Иэхан вопросительно уставился на мага, и тот не преминул тут же объясниться.
– Ранспо, Ранспо, – маг презрительно фыркнул. – Этот старый хрен обратился ко мне недавно. Мол, праздник у них, Мафр чтить будут: ну эту, что у вас тут на площади стоит. Вина надо достать, а тут земли объединили, и теперь с выпивкой тяжко стало – все в столицы ушло. Достанешь, говорит? Все, что угодно, говорю, и предупредил, что за работу беру дорого. Тот заверил, что за ценой дело не станет. Ну я, дурак, и взялся. Промотавшись по городам и селам, достал для него пару бутылок отменного винца. А он мне все продолжает заказы давать. Мол, вызвал он из Глудио музыкальный ансамбль – нот нет. Были ноты, да пропили их местные гномики. Полурослики молодые понаехали, понимаешь, с севера и от счастья мозги потеряли: тут и театры, и ристалища, и вино, и бабы полуголые – вот и не стало нот. Ну я под страхом смерти в Иннадрил глянул к оркам, через них какие-то эльфийские пьески раздобыл. Потом еще кушанья им доставал: мясо, закуски. Короче, организовал этому хрычу целый пир. После праздника пришел рассчитаться, а он такой из сейфа своего веточку достает. Вот, говорит, это тебе за работу – живоросль, – еще гордо так. Кораллы эти мы в Хейне вообще выкидывали, тьфу. А он мне такой: попросишь, ювелир тебе знатное защитное колечко сделает. Я ему сперва ситуацию по-хорошему прояснить попытался – вот честное слово даю! Дед тупой так и не догнал, что я давно уже себе комплект чудесной бижи[11] приобрел, еще у эльфов.
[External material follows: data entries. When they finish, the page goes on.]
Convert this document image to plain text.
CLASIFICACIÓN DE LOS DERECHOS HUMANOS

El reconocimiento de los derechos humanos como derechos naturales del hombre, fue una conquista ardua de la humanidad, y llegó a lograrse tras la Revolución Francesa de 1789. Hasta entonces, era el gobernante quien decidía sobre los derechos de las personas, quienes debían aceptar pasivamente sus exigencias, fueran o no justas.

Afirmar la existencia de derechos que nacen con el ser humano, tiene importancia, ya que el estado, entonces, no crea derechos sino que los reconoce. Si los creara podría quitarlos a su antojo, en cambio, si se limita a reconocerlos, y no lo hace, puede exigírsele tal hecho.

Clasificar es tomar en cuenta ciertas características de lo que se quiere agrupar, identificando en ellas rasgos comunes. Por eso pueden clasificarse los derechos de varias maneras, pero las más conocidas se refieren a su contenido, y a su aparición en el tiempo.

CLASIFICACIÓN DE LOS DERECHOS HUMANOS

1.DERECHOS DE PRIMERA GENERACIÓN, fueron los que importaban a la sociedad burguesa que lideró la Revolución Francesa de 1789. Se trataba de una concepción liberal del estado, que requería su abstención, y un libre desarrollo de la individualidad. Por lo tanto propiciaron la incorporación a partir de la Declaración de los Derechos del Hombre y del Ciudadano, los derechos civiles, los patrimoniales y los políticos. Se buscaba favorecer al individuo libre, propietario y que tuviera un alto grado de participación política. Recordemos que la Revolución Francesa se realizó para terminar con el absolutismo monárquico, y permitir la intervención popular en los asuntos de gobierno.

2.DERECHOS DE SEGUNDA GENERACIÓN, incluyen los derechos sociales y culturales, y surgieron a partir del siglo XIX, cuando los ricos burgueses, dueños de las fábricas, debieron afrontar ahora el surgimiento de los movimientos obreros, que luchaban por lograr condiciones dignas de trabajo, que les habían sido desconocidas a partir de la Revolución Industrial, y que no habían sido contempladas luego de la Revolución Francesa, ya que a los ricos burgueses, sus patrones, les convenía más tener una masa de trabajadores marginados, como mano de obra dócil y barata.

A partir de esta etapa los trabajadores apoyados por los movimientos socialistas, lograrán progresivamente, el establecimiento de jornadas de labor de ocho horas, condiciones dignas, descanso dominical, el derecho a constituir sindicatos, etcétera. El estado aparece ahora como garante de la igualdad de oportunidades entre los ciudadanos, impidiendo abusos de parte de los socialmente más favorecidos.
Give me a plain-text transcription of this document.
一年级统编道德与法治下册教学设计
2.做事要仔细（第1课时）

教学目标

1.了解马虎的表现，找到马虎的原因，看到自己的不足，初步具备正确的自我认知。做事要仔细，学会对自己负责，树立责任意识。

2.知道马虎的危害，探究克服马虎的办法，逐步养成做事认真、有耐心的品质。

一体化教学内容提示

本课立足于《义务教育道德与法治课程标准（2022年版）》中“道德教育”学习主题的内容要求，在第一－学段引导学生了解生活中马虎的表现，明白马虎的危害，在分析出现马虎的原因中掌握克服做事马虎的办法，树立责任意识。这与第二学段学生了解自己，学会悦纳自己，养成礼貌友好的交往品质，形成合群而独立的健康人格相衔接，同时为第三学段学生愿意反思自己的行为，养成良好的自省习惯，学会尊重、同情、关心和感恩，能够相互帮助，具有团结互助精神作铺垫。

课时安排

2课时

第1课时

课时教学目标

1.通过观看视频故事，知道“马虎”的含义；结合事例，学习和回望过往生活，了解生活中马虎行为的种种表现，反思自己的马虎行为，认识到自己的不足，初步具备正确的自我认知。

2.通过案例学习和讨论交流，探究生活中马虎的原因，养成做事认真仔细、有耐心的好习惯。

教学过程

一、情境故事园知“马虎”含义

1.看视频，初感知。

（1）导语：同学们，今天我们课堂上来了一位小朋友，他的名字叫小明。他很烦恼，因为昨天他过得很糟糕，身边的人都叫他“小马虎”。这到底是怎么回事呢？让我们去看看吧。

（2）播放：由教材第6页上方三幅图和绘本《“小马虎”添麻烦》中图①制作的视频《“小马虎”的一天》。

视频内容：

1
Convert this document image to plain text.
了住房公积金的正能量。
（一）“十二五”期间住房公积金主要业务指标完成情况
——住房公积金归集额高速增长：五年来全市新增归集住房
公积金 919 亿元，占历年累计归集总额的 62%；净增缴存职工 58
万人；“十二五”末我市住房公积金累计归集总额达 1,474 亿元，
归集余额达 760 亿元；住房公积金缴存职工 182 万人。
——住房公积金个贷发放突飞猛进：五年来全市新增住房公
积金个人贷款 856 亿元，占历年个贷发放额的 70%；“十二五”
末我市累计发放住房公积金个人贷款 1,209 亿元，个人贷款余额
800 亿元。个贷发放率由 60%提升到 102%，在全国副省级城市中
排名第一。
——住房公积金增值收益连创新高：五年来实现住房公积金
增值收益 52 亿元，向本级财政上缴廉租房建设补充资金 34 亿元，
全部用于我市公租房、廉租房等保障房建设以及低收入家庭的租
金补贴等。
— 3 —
– Ну а ты? – с полными вовлеченности глазами поинтересовался Иэхан.
– Ну я и забрал, сколько посчитал я наработал у этого барыги.
– И сколько?
Магос призадумался, подсчитывая что-то в уме и бормоча под нос:
– Ну, потраченное время, гостиница в Хейне, бордель в Глудио… Около полусотни золотых всего взял – еле расходы окупились.
Иэхан в отчаянии затряс головой, а потом судорожно попытался прояснить другу всю серьезность сложившейся ситуации:
– Друг мой! Этот Ранспотак-то главный распорядитель складами Диона. И он пожаловался, конечно, многоуважаемому господину Гесто, начальнику складов Гирана, а тот и до самого лорда донес.
– Надо же, – возмущенно покачал здоровяк головой, – такие бесчестные гномы, и такие должности занимают. Значит, мало я со старика взял еще.
– Руфус! – строго перебил ювелир.
Магос вздохнул и виновато поглядел на Иэхана. Грузный лохматый маг стоял перед сухопарым ювелиром, как провинившийся ребенок перед разгневанным отцом. Иэхан попытался быть сердитым и сделать то, что решил, как только прочитал объявление, а именно – выгнать бесславного товарища вон из своего благородного жилища. Но теперь он не смог сдержать улыбку и лишь устало пробормотал:
– Ты понимаешь, Руфус, как я рискую, принимая тебя здесь? Ладно я, а Урсула… Она ведь скоро сама все узнает.
– И что, думаешь, твоя карлица выдаст меня, да? И тебя вместе со мной?
– Не она, так кто другой заметит тебя здесь, и все – хана нам обоим, – обреченно заявил Иэхан.
Магос подумал минутку.
– Послушай, Иэн, – упрашивающим тоном прошептал он, – мне бы на пару месяцев где-то укрыться, и после я уеду из Гирана. Есть у меня одно дело здесь, много денег сулит. Мне потом надолго хватит.
– Неужели ты думаешь, что кто-то захочет иметь дело с преступником? – Иэхан опять, уже в который раз, подивился наивности друга. – Да в любой гильдии или на площади, в таверне или на складе тебя сразу же перехватят.